Journal
of Cave and Karst Studies
- ISSN 0146-9517
Volume 60 Number 1: 51-57 - April 1998
A publication of the National Speleological Society
Hydrobasaluminite
and Aluminite in Caves of the Guadalupe Mountains, New Mexico
Victor J. Polyak and Paula Provencio
Abstract
Hydrobasaluminite, like alunite and natroalunite, has formed as a by-product of the H2S-H2SO4 speleogenesis of Cottonwood Cave located in the Guadalupe Mountains of New Mexico. This mineral is found as the major component of white pockets in the dolostone bedrock where clay-rich seams containing kaolinite, dickite, and illite have altered during speleogenesis to hydrobasaluminite, amorphous silica, alunite, and hydrated halloysite (endellite). Gibbsite and amorphous silica are associated with the hydrobasaluminite in a small room of Cottonwood Cave. Opalline sediment on the floor of this room accumulated as the cave passage evolved. Jarosite, in trace amounts, occurs in association with the opalline sediment and most likely has the same origin as hydrobasaluminite and alunite. The hydrobasaluminite was found to be unstable at 25ºC and 50% RH, converting to basaluminite in a few hours. Basaluminite was not detected in the cave samples.

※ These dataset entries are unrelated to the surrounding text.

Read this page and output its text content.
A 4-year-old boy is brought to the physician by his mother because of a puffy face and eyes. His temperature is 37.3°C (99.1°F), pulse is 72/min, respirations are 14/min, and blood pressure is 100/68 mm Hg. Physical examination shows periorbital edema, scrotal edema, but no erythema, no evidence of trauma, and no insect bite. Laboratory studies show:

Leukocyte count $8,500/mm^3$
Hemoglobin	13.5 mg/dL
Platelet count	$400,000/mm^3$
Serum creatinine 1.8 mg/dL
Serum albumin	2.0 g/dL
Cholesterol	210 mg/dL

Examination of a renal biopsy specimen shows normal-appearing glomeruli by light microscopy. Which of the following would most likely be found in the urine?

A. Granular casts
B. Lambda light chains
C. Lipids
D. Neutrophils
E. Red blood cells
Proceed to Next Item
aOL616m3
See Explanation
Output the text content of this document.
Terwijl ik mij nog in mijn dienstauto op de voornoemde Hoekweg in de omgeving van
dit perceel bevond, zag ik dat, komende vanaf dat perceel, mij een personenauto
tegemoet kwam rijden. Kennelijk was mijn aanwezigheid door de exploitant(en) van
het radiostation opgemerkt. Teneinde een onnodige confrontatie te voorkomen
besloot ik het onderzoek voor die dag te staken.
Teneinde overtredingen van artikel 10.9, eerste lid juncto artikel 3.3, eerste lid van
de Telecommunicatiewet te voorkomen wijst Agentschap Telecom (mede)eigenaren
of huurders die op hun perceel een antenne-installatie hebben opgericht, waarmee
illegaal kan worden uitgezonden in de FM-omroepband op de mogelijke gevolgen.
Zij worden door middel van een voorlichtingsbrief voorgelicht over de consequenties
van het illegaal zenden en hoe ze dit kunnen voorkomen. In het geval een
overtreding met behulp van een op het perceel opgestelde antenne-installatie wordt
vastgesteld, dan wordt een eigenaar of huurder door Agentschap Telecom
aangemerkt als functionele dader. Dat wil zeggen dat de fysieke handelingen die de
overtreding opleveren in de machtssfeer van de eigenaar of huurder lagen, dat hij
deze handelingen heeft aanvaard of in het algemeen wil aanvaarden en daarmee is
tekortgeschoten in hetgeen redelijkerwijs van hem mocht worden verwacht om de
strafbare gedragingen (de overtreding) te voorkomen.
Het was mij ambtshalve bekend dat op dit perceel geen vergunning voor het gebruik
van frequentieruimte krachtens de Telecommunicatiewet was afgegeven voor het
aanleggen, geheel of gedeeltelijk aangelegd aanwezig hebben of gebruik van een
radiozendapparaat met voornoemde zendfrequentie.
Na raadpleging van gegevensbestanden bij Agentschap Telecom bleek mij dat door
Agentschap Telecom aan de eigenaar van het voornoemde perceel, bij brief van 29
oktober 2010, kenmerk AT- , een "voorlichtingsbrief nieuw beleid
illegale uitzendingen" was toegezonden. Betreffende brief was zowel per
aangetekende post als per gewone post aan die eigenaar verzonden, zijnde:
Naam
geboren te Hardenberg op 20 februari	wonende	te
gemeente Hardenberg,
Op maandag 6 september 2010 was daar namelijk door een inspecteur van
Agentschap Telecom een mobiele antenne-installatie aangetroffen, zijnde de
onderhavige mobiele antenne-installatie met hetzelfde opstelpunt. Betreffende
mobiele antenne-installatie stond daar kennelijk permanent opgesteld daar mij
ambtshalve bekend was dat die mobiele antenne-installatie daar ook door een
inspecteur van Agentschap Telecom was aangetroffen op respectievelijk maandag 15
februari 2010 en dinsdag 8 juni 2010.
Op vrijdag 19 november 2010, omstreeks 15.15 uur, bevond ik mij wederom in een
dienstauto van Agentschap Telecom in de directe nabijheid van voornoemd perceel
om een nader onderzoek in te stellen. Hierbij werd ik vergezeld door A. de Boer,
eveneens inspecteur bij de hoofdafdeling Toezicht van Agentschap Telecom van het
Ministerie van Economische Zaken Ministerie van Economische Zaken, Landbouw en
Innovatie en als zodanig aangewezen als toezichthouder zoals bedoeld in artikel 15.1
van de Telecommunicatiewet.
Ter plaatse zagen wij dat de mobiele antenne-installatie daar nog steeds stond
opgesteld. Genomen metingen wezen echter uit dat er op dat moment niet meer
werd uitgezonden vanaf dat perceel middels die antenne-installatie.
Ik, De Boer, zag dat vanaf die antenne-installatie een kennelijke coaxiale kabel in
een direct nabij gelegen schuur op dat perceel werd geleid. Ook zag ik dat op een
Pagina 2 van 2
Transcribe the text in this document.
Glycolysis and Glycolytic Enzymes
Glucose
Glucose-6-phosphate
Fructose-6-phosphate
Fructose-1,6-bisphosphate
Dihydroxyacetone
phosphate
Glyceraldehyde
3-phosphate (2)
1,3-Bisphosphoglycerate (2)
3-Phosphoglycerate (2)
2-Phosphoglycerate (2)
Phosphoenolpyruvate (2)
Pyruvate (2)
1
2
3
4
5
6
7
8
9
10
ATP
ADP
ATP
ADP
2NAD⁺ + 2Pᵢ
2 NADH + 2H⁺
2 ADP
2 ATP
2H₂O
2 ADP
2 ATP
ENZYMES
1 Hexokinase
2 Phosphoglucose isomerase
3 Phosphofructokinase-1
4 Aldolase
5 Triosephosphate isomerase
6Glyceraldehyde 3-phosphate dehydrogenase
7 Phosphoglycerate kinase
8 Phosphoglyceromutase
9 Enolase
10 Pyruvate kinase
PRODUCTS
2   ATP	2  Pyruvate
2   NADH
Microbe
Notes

Aluminite has precipitated as a secondary mineral in the same small room where hydrobasaluminite occurs. It comprises a white to bluish-white, pasty to powdery moonmilk coating on the cave walls. The bedrock pockets containing hydrobasaluminite provide the ingredients from which aluminite moonmilk has formed. It appears that recent cave waters have removed alumina and sulfate from the bedrock pocket minerals and have deposited aluminite and gypsum along the cave wall. Gypsum, amorphous silica and sulfate-containing alumina gels are associated with the aluminite moonmilk.